29 Kasım’da yapılan AB-Türkiye Zirvesi’nde, Türkiye’nin Geri Kabul Anlaşması dahil belirlenen şartları yerine getirmesi durumunda Türk vatandaşları için vizelerin Ekim 2016’da kaldırılması karara bağlanmıştı.
Daha önce bu köşede yazdığım gibi 2016 yılında vizelerin kalkması mümkün değildir.
Çünkü, Geri Kabul Anlaşması’nı uygulamak, Türkiye’ye taşıyamayacağı bir siyasi ve ekonomik yük getirecektir. Nitekim geçen hafta Anlaşma gereği Avrupa ülkelerine gitmek isterken Yunanistan’da yakalanan sığınmacılar Türkiye’ye iade edilmeye başlanmıştır. Kipi ve İpsala arasındaki tampon bölgeden alınan 150 sığınmacı otobüslerle Edirne Göç İdaresi Barınma Evine götürülmüştür.
Türkiye 29 Kasım 2015’de ortak eylem planını kabul ederek çok önemli yükümlülük üstlenmiştir.
Türkiye’nin AB’nin iade edeceği göçmenleri kabul etmesi için bu göçmenlerin Türkiye üzerinden geçtiğini kanıtlayan belgeler olması gereklidir. Geri Kabul Anlaşması’nın kontrolsüz bir geriye göçmen akınına yol açacağı düşünülmemelidir. Uygulamada büyük sorunlarla karşılaşılması durumunda Anlaşma askıya alınmalıdır.
Bugün yapılacak Zirve’de Türkiye AB’ye sorumluluklarını hatırlatmalıdır.

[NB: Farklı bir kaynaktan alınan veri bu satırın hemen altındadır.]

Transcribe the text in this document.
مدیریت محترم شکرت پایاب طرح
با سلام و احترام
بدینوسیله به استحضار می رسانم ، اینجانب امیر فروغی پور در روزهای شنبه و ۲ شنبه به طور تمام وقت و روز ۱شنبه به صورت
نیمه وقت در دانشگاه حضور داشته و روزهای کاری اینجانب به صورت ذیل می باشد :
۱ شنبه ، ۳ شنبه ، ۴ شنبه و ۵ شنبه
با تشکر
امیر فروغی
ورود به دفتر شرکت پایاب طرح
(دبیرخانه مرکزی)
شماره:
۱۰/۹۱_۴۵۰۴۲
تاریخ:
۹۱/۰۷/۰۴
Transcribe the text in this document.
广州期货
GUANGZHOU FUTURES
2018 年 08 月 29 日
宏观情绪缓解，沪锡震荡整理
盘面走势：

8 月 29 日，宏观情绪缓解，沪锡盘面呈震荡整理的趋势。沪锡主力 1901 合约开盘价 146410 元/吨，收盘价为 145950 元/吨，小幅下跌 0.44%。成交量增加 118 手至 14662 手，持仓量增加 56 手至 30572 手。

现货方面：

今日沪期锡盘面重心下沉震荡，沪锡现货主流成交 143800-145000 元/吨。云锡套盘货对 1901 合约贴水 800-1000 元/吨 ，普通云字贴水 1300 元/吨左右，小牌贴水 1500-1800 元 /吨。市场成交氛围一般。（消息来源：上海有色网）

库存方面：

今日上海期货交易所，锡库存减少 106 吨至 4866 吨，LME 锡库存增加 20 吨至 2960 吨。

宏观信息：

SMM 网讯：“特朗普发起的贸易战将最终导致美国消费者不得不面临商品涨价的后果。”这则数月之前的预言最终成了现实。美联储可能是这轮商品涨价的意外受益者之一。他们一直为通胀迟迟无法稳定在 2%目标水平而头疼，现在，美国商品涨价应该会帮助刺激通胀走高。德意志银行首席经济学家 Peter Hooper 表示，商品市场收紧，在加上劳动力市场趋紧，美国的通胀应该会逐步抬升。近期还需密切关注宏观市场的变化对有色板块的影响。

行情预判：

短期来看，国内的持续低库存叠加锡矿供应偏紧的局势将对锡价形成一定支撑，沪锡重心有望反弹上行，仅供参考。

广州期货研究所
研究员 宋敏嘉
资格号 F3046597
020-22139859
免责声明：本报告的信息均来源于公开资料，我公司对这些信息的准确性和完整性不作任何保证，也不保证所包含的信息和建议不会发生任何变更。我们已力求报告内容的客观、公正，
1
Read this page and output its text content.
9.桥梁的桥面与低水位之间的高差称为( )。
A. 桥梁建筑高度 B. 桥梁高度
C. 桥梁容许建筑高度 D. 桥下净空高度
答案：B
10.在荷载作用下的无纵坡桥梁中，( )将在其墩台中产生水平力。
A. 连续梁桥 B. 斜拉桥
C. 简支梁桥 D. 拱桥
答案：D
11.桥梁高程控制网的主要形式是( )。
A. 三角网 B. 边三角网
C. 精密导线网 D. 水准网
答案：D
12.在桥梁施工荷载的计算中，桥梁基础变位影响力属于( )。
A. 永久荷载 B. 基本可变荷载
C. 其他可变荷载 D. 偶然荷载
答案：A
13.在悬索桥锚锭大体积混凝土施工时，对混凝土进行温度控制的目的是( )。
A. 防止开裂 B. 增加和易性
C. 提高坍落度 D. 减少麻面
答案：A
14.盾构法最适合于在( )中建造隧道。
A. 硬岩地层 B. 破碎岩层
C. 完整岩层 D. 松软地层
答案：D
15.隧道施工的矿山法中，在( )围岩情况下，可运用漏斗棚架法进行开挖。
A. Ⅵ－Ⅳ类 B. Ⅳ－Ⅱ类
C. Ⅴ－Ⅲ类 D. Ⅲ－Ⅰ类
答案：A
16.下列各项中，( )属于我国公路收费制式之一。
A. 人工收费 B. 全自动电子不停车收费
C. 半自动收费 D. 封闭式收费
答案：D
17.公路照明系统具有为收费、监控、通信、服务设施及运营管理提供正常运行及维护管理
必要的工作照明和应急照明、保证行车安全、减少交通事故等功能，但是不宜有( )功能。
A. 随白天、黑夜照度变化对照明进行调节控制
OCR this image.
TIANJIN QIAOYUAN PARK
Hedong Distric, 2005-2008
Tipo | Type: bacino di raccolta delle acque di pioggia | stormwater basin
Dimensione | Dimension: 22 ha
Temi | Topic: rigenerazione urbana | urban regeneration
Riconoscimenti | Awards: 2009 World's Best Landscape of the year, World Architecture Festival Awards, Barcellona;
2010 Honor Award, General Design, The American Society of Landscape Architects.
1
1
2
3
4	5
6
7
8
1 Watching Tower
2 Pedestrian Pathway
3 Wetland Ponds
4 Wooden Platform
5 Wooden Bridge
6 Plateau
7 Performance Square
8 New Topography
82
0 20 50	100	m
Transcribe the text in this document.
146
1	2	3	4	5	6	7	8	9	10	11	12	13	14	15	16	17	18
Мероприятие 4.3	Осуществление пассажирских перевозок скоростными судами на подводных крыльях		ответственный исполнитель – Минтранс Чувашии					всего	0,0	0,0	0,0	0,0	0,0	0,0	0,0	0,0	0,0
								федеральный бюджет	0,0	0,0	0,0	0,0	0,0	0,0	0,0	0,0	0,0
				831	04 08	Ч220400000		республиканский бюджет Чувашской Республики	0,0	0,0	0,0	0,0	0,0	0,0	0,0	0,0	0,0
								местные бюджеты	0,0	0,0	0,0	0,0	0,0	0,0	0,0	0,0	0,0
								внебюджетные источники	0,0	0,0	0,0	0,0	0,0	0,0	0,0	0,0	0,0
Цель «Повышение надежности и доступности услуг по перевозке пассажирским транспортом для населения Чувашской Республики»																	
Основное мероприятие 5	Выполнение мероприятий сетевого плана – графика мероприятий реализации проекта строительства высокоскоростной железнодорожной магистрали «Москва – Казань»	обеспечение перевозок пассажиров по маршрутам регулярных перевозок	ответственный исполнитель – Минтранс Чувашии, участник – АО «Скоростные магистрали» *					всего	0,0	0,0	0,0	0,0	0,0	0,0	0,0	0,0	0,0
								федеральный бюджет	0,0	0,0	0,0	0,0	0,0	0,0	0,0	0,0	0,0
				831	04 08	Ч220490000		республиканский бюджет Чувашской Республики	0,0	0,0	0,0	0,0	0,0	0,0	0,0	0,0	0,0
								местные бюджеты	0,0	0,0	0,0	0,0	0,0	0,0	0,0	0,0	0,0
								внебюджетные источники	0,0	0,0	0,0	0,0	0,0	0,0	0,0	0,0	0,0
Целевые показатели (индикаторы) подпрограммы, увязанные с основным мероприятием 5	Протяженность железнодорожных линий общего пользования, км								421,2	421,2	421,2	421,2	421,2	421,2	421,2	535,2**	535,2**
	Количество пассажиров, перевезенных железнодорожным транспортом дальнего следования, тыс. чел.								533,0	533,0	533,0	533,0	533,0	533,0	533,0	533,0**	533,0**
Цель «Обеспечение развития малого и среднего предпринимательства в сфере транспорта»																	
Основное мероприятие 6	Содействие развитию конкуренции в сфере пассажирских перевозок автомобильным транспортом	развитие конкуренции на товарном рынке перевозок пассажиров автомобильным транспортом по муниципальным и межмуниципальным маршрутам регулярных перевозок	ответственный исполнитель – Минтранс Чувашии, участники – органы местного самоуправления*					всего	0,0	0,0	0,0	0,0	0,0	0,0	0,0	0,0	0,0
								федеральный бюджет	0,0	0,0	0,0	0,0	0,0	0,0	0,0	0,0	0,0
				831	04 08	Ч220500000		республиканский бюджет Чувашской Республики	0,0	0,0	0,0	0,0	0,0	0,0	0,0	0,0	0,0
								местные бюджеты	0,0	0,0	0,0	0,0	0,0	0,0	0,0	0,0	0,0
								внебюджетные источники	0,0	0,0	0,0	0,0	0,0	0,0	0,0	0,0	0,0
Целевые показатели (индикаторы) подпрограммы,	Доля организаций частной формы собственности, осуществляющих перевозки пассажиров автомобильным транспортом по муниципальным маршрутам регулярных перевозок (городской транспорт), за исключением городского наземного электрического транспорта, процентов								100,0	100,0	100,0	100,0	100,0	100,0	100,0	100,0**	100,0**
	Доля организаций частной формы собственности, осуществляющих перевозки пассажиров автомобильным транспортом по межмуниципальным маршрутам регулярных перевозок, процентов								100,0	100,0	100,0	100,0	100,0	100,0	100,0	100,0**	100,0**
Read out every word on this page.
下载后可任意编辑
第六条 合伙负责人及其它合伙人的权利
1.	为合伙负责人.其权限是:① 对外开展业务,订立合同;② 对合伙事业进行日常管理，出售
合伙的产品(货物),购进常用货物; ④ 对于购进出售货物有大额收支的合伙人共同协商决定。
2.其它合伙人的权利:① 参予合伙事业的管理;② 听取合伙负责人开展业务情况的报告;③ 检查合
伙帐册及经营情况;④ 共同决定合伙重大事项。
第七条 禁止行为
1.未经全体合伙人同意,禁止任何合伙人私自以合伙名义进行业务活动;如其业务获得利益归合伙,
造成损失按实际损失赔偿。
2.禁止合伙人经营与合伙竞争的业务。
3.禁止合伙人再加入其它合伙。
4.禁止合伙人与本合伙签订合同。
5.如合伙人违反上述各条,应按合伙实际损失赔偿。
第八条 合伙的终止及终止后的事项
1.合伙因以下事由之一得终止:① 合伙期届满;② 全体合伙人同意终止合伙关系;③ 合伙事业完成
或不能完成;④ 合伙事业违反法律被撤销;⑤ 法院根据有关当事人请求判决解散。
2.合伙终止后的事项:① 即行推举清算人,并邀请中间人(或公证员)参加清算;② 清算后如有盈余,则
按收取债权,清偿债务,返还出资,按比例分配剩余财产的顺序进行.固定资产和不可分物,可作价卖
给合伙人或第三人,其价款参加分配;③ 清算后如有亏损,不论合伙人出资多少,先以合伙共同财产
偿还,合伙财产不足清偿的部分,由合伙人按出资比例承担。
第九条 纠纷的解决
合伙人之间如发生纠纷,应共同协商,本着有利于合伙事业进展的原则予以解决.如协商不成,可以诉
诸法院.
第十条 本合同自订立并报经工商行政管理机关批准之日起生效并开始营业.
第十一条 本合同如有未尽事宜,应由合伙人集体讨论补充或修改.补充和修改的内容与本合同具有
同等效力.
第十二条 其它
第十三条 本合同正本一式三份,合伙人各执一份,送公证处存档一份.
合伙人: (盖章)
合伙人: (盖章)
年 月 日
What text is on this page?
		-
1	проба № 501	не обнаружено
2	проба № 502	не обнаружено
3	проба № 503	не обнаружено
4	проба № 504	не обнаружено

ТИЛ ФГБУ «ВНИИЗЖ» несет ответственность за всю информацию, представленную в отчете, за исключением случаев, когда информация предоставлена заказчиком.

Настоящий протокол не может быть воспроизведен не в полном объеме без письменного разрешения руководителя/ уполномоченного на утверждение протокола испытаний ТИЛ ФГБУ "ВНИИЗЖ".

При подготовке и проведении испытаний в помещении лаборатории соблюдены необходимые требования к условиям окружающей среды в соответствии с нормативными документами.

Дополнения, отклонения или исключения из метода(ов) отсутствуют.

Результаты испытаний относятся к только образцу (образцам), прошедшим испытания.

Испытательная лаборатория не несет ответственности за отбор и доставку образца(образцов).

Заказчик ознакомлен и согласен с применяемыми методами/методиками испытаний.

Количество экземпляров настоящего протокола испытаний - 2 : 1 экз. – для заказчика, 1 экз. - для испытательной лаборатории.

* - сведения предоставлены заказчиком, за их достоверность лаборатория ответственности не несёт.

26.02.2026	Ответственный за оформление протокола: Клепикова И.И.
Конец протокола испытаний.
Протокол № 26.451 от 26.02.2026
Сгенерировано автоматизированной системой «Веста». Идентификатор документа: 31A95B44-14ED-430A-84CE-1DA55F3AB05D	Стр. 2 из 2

2015 yılında 885 bin göçmen Türkiye üzerinden Yunanistan’a geçiş yapmıştır. 17 Aralık-31 Ocak 2016 tarihlerinde sayı 110 bini aşmıştır. AB’nin 1985 yılından sonra oluşturduğu Schengen serbest dolaşım alanı göçmenler sebebiyle kaldırılma aşamasına gelmiştir.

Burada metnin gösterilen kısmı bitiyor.